Darrell Armstrong should never have been let go, he was the team's leader and a quality point guard. Their GM never even bothered to replace him. Bad draft picks like Reece Gaines. Or maybe it was Curtis Bochardt, Steven Hunter, Jerryl Sasser that were meant to lead to progess. They also allowed Troy Hudson to leave, again unreplaced. Then they trade Tracy's only decent sidekick scoring threat in Mike Miller. The replacement comes next summer, Juwan Howard, a guy who plays the exact same position as the guy they traded Miller for (Gooden). Co-incidently Howard was the only Free Agent they spent serious money on outside of Grant/Tracy for Doc's four years there. Then they fire Doc 11 games into the season without giving him a fair shot of trying to make that work. Then of course they trade Gooden for next to nothing shortly after Doc leaves because the Mike Miller trade didn't work. Add in the assortment of 35+ players like Horace Grant, Shawn Kemp, Patrick Ewing, Rod Strickland who were supposed to be able to contribute. That didn't work either.
Through each year of Doc's final 3 and 1/8 seasons his team's talent levels consistently got worse. Keeping the ship steady was good work.
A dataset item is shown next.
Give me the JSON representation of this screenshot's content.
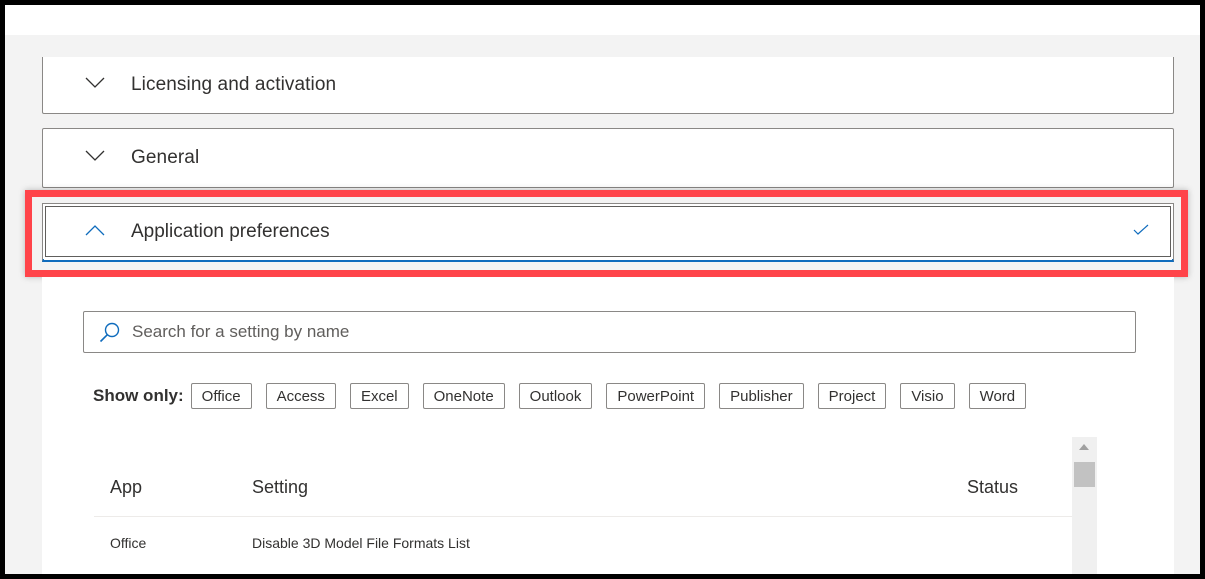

I hate teams that fire their coaches 10 games into a season. It's never a wise move unless it's completely neccessary and it wasn't in this case. It's even dumber when there's no clear replacement.
Firing Doc Rivers for Johnny Davis at that time was along the lines of firing Dwayne Casey for Randy Wittman. Except Doc got only 11 games and had done more in previous seasons with his team (3 playoff appearances, one just miss, CoY) just to make it a bit worse. I hate it when teams fire their coaches like that, especially when they have no quality replacement available to them.